Taking the reading at the ATX12V allows us to isolate the processor energy consumption. Unfortunately however, the figures are not entirely comparable as in certain cases some of the CPU consumption comes from the standard ATX 24 pin connector. To get a totally accurate comparison however, we can compare processors using the same motherboard. The trends observed on the reading at the wall socket are indeed confirmed.

We then looked at the energy efficiences of the different processors. To get a representation of this you have to divide the performance levels obtained in Fritz Chess Benchmark by CPU energy consumption. The only problem is however that it is impossible to get an exact reading of CPU consumption: the readings at the ATX12V aren’t 100% comparable from one platform to another and the reading at the wall socket doesn’t allow us to isolate CPU consumption entirely.

We therefore decided to use two methods to isolate processor consumption:

- Energy consumption at the ATX12V
- 90% of the difference in energy consumption between load and idle at the socket

We took this at 90% so as to exclude power supply yield. Note that while the first reading favours processors that draw a small proportion of power from the standard ATX socket, the second favours those with high energy consumption at idle. Unfortunately no method is perfect.

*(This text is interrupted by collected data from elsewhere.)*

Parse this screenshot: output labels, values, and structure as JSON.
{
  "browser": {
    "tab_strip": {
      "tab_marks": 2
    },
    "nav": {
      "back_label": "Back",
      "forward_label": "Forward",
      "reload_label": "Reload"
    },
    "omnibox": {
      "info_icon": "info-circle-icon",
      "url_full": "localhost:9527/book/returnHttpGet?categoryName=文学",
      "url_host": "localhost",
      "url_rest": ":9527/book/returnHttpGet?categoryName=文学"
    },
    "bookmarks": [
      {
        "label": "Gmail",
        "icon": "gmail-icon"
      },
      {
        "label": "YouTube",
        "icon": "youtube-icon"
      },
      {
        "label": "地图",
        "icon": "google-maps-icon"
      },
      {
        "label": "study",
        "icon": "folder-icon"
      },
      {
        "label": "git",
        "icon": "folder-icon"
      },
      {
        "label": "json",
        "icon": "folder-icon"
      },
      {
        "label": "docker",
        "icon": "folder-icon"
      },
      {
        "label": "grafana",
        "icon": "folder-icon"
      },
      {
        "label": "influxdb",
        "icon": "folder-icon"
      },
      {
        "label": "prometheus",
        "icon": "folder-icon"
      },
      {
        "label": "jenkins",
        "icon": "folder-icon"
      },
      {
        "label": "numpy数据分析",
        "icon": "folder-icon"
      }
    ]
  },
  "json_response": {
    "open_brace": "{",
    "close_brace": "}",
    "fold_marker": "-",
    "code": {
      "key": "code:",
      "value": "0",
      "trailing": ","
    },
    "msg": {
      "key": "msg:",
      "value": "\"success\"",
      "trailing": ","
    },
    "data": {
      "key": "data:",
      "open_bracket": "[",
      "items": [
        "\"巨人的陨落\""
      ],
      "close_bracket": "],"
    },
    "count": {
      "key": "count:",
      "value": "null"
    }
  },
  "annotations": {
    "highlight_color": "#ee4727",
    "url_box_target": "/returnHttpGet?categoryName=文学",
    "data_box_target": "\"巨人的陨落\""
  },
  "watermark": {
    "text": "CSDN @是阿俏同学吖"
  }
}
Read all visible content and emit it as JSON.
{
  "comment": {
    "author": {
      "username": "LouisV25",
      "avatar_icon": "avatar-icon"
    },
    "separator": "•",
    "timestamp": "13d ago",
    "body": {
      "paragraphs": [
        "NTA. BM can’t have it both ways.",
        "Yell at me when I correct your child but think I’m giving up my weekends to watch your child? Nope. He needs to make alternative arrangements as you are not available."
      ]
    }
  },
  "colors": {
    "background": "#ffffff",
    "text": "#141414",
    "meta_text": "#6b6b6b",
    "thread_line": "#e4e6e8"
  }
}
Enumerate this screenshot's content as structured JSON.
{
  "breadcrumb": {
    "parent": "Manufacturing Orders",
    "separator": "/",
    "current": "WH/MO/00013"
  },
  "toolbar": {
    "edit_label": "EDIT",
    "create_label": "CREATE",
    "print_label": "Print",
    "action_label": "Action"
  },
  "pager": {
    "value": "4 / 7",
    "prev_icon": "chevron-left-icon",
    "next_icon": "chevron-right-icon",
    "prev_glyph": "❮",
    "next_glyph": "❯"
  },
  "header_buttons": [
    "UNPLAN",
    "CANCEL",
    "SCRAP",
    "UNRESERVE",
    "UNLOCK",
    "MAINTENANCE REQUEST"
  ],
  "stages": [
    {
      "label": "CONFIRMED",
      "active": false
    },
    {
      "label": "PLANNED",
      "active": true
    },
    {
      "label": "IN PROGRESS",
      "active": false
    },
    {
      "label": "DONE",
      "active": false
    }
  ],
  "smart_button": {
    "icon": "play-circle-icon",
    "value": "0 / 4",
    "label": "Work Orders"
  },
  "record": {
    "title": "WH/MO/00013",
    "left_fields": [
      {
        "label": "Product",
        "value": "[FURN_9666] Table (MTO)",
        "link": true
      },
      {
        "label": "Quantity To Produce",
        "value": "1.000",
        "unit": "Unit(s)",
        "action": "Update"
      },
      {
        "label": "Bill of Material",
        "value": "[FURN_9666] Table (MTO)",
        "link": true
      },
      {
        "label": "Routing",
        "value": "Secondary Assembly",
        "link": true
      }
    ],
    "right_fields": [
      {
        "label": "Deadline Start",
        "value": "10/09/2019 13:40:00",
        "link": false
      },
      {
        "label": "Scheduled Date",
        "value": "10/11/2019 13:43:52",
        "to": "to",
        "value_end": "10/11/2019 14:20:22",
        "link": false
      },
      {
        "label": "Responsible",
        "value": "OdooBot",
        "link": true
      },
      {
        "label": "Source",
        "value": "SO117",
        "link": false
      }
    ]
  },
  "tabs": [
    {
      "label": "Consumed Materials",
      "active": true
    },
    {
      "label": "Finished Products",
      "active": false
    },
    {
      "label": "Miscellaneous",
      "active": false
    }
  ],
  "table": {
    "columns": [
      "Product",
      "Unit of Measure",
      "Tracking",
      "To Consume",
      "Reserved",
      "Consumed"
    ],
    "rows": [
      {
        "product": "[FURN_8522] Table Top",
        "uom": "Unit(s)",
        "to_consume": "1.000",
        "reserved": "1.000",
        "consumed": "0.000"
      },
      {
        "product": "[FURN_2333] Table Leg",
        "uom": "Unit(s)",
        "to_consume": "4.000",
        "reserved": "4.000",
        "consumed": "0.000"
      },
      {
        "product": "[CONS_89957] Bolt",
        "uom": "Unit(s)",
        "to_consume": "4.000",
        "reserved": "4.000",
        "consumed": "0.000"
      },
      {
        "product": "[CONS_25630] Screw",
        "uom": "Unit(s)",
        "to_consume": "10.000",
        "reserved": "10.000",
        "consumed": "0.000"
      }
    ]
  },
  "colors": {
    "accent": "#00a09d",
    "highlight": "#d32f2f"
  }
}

[ 220V socket ]  [ ATX12V ]

If we only compare the AM3/AM3+ processors between themselves, the ATX12V graph shows that energy efficiency hasn’t really improved since the Phenom IIs. With one thread, the resuts are comparable and with full occupation of the processor the Phenom II X6s still do better. As things stand, the Bulldozer architecture and CMT are not all that convincing here.

Comparison with the Intel offer shows Bulldozer up in a poor light whatever reading you use. Even in multithreaded performance, AMD is on a par with the previous LGA 1156 45nm generation and the LGA 1155 Sandy Bridge 32nms are clearly in another world.